The Effects of Insurance Types on the Medical Service Uses for Heart Failure Inpatients: Using Propensity Score Matching Analysis.
10.4332/KJHPA.2016.26.4.343
- Author:
Soyoung CHOI
1
;
Jin Mi KWAK
;
Hee Chung KANG
;
Kwang Soo LEE
Author Information
1. Department of Health Administration, Yonsei University Graduate School, Wonju, Korea.
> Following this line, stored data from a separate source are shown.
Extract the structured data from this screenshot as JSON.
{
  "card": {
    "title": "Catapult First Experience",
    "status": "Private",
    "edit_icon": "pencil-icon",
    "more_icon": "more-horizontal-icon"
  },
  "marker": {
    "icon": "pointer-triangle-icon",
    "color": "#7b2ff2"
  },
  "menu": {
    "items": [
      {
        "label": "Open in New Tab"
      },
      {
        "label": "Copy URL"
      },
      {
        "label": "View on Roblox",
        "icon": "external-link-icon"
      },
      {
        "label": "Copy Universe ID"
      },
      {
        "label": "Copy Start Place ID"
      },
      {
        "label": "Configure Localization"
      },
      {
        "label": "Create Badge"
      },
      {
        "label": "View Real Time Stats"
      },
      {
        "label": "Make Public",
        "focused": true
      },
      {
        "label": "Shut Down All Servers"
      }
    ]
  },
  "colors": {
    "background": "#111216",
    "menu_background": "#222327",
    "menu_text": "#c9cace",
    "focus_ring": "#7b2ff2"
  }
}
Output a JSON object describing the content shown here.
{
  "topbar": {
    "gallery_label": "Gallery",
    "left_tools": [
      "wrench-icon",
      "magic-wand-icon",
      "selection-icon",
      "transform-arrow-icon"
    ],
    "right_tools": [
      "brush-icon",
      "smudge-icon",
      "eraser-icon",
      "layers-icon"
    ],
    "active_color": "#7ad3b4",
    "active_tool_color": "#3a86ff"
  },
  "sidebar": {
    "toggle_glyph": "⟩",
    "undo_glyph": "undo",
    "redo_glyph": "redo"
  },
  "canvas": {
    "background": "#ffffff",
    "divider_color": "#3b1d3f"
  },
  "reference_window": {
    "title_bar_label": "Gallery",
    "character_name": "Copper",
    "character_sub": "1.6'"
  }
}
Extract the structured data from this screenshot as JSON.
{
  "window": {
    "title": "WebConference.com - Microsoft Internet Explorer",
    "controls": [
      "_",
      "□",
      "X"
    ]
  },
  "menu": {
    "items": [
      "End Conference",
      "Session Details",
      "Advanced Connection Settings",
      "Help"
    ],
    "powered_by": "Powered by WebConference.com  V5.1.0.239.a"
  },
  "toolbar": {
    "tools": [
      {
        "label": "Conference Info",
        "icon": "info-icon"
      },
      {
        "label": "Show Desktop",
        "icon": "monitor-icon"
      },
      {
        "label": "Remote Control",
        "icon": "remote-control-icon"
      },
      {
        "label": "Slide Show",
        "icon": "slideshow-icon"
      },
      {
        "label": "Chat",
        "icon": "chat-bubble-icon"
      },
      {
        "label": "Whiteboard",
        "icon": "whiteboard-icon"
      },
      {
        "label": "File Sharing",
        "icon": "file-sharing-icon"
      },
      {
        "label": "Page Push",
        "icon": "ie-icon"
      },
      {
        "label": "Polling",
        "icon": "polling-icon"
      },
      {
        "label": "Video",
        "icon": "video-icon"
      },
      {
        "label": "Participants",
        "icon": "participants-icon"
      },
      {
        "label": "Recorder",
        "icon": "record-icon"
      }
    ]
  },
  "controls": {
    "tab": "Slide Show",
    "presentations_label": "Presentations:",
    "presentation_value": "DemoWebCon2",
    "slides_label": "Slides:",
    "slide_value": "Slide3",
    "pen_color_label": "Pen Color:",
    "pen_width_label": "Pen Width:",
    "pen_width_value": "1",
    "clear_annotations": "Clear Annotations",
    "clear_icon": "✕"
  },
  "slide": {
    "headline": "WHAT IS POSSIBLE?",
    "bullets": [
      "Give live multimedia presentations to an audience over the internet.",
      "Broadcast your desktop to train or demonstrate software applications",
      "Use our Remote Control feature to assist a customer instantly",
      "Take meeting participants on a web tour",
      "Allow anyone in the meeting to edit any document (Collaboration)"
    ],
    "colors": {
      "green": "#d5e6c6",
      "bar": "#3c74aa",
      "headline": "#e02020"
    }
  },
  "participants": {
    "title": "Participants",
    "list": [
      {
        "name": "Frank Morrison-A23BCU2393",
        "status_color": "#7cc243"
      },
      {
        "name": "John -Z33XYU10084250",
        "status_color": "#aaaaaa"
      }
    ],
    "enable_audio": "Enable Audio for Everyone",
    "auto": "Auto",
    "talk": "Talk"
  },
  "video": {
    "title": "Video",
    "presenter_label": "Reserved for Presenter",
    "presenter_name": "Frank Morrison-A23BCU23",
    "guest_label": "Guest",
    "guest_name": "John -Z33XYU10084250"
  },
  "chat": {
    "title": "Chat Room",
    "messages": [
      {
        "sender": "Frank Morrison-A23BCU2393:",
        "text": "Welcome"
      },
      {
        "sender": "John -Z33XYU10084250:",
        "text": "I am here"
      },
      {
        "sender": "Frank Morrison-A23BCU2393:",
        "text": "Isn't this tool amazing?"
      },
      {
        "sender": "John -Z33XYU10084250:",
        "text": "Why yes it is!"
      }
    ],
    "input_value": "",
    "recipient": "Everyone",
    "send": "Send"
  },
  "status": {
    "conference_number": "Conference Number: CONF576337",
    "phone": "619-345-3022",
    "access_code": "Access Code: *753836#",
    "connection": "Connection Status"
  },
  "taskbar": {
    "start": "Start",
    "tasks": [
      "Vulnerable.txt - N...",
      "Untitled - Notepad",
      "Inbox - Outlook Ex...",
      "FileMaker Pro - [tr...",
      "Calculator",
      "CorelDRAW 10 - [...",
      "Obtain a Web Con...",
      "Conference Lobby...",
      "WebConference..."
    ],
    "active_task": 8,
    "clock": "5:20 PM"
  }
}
- Publication Type:Original Article
- Keywords:
Heart failure;
Insurance type;
Medical service uses;
Propensity score matching
- MeSH:
Comorbidity;
Health Policy;
Heart Failure*;
Heart*;
Humans;
Inpatients*;
Insurance*;
Insurance, Health;
Length of Stay;
National Health Programs;
Propensity Score*
- From:Health Policy and Management
2016;26(4):343-351
- CountryRepublic of Korea
- Language:Korean
-
Abstract:
BACKGROUND: This study aims to analyze the effects of insurance types on the medical service uses for heart failure inpatients using propensity score matching (PSM). METHODS: 2014 National inpatient sample based on health insurance claims data was used in the analysis. PSM was applied to control factors influencing the service uses except insurance types. Negative binomial regression was used after PSM to analyze factors that had influences on the service uses among inpatients. Subjects were divided by health insurance type, national health insurance (NHI) and medical aid (MA). Total charges and length of stay were used to represent the medical service uses. Covariance variables in PSM consist of sociodemographic characteristics (gender, age, Elixhauser comorbidity index) and hospital characteristics (hospital types, number of beds, location, number of doctors per 50 beds). These variables were also used as independent variables in negative binomial regression. RESULTS: After the PSM, length of stay showed statistically significant difference on medical uses between insurance types. Negative binomial regression provided that insurance types, Elixhauser comorbidity index, and number of doctors per 50 beds were significant on the length of stay. CONCLUSION: This study provided that the service uses, especially length of stay, were differed by insurance types. Health policy makers will be required to prepare interventions to narrow the gap of the service uses between NHI and MA.